Photographer: Gianluca Colla/Bloomberg

Swarovski Says an IPO Could Help Propel Jeweler's Expansion

Updated on
  • No immediate plans for share offering, Nadja Swarovski says
  • Crystal brand looks for ways to boost its digital presence

Nadja Swarovski, a fifth-generation member of the crystal dynasty, said an initial public offering would help further the company’s expansion as it pushes deeper into North America and digital sales, though such a move is not on the table right now.

If the closely held Austrian company were to go public, the family would keep a hand in the business, Swarovski said in an interview on the sidelines of the World Economic Forum in Davos, Switzerland. About 70 members own stakes in the jeweler, founded by Daniel Swarovski in 1895.

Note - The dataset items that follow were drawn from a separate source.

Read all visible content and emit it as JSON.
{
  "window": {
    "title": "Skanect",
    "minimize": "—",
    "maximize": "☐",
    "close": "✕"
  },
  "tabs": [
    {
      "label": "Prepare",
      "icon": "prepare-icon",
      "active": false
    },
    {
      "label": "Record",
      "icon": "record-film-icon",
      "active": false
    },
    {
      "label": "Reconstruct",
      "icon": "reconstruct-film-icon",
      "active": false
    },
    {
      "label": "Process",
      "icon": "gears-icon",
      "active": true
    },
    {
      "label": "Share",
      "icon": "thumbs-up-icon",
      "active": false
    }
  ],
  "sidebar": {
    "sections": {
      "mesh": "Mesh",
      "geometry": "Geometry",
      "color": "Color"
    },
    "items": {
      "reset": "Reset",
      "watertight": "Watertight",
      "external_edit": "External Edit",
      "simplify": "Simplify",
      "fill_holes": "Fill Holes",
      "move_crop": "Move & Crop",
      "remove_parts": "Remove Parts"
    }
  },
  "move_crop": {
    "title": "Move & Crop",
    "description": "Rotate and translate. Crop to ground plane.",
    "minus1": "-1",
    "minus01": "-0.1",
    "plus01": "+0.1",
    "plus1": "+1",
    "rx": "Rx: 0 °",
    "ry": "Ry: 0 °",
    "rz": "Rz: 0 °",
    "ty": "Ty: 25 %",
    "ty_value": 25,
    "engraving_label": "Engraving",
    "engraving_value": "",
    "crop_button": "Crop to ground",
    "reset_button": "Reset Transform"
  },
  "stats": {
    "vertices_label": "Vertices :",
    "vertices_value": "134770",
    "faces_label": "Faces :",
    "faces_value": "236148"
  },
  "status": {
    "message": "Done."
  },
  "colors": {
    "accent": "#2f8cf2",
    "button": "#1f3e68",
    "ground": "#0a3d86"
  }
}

Nadja Swarovski at World Economic Forum on Jan. 24.

Photographer: Remy Steiner/Getty Images for Swarovski

“Maybe we can structure an IPO so that the family feels a connection to it,’’ she said. “It’s not a hot topic for us right now, but we are always brainstorming.’’

Upgrading the digital strategy is crucial amid the rise of Amazon.com Inc. and Alibaba Group Holding Ltd., Swarovski said. Luxury-goods companies LVMH and Kering have bolstered their online offerings in recent months with new e-commerce sites in China and elsewhere. Swarovski is expanding beyond jewelry with home goods and eyewear, and it’s seeking licensing partners for a perfume line.

Swarovski has annual sales of about 3.4 billion euros ($4.2 billion), with the crystal business accounting for 2.6 billion euros of that. China is the biggest market, and there are about 2,800 stores worldwide. It has production in Austria, India, Thailand, Vietnam, Serbia, and the U.S.

Nadja Swarovski, the first woman on the company’s executive board, has spearheaded a drive to raise the brand’s profile through collaborations with fashion designers such as Kering-backed Christopher Kane and the American brand Rodarte, whose crystal-encrusted tutus for Natalie Portman in the movie “Black Swan” became one of the most iconic costumes of recent cinema. 

The collaborations have pushed the company’s products into the fashion spotlight, allowing it to add pricier pieces to a jewelry lineup that offers necklaces for as little as $69. The company is also launching a line of “conscious jewelry’’ dubbed Created Diamonds as part of a strategy to target millennials and brand-aware consumers, Swarovski said.